Call Girls Service Jaipur {9521753030 } ❤️VVIP BHAWNA Call Girl in Jaipur Raj...
 

HYPOTHYROIDISM.pptx

  • 2. THE THYROID GLAND • It secretes predominantly thyroxine (T4) and only a small amount of triiodothyronine (T3); approximately 85% of T3 in blood is produced from T4 by a family of monodeiodinase enzymes. • Production of T3 and T4 in the thyroid is stimulated by thyrotrophin (TSH), a glycoprotein released from the thyrotroph cells of the anterior pituitary in response to the hypothalamic thyrotrophin- releasing hormone (TRH).
  • 3. HYPOTHYROIDISM • Women are affected approximately six times more frequently than men.
  • 4.
  • 5. • A consequence of prolonged hypothyroidism is the infiltration of many body tissues by the mucopolysaccharides, hyaluronic acid and chondroitin sulphate, resulting in a low-pitched voice, poor hearing, slurred speech due to a large tongue, and compression of the median nerve at the wrist (carpal tunnel syndrome).
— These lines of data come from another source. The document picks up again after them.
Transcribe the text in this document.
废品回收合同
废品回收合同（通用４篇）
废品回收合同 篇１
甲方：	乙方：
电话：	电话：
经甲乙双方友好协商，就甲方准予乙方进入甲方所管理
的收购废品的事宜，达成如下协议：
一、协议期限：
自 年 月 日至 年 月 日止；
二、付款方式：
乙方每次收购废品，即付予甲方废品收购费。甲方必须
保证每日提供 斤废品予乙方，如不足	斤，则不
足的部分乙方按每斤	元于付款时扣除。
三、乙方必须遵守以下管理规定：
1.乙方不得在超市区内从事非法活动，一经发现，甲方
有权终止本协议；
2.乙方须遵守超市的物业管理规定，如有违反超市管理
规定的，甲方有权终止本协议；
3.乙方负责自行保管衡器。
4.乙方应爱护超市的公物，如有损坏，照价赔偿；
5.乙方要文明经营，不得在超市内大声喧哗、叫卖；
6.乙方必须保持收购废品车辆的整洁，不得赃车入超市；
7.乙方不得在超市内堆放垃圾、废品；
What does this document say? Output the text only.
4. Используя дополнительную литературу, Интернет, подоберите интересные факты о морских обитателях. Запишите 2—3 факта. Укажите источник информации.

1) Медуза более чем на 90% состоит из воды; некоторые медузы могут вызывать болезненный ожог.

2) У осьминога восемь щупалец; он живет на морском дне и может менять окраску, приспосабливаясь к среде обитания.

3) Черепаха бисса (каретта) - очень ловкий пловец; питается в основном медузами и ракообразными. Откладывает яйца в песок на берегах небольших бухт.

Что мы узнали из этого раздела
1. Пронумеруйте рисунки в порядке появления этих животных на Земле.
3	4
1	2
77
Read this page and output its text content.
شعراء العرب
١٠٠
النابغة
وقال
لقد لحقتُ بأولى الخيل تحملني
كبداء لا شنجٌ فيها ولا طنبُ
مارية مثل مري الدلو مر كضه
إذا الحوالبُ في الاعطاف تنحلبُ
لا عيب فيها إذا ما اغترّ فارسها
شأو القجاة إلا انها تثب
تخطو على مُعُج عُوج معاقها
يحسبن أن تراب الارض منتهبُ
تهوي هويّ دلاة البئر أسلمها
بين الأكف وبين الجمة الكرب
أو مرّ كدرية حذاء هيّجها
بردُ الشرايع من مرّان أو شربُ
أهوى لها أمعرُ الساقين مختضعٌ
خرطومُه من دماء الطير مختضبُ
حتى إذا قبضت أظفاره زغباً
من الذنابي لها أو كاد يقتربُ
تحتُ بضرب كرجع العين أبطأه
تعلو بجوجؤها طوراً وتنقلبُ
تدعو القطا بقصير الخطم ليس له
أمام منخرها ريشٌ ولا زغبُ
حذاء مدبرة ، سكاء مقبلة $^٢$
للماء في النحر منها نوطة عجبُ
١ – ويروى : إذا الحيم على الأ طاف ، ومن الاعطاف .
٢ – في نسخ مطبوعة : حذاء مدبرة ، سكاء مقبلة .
Infiltration of the dermis gives rise to nonpitting oedema (myxedema).
  • 6. Signs and Symptoms: • Common: Weight gain, Cold intolerance, Fatigue, Somnolence, Dry skin, Menorrhagia. • Less Common: Constipation, Hoarseness, Carpal tunnel syndrome, Alopecia, Aches and pains, Muscle stiffness, Deafness, Depression, Anaemia, Dermal myxoedema, Infertility. • Rare: Psychosis (myxoedema madness), Galactorrhoea, Impotence, Ileus, ascites, Pericardial and pleural effusions, Cerebellar ataxia, Myotonia.
  • 7. Investigations: • Serum T4 is low and TSH is elevated, usually in excess of 20 mU/L. Measurements of serum T3 are unhelpful since they do not discriminate reliably between euthyroidism and hypothyroidism. • Secondary hypothyroidism is rare and is caused by failure of TSH secretion in an individual with hypothalamic or anterior pituitary disease. • In prolonged hypothyroidism, the ECG demonstrates sinus bradycardia with low-voltage complexes and ST segment and T-wave abnormalities. • Measurement of thyroid peroxidase antibodies can also be helpful.
  • 8. Non specific laboratory abnormalities: • Serum enzymes: raisedcreatine kinase, aspartate aminotransferase, lactate dehydrogenase (LDH). • Hypercholesterolaemia. • Anaemia: normochromic normocytic or macrocytic. • Hyponatraemia.
  • 9. Management: • Treatment is with levothyroxine replacement. • It is customary to start with a low dose of 50 µg per day for 3 weeks, increasing thereafter to 100 µg per day for a further 3 weeks and finally to a maintenance dose of 100–150 µg per day. • Levothyroxine has a half-life of 7 days so it should always be taken as a single daily dose and at least 6 weeks should pass before repeating thyroid function tests and adjusting the dose, usually by 25 µg per day. • Levothyroxine absorption is maximal when the medication is taken before bed and may be further optimised by taking a vitamin C supplement.
  • 10. Hypothyroidism in pregnancy: • Most pregnant women with primary hypothyroidism require an increase in the dose of levothyroxine of approximately 25–50 µg daily to maintain normal TSH levels to avoid cognitive impairment in the foetus. • This may reflect increased metabolism of thyroxine by the placenta and increased serum thyroxine binding globulin during pregnancy.
  • 11. Myxoedema Coma: • It is a rare presentation of hypothyroidism in which there is a depressed level of consciousness, usually in an elderly patient. • Body temperature may be as low as 25°C, convulsions are not uncommon and CSF pressure and protein content are raised. • It is a medical emergency and suspected cases should be treated with an intravenous injection of 20 µg triiodothyronine, followed by further injections of 20 µg 3 times daily until there is sustained clinical improvement.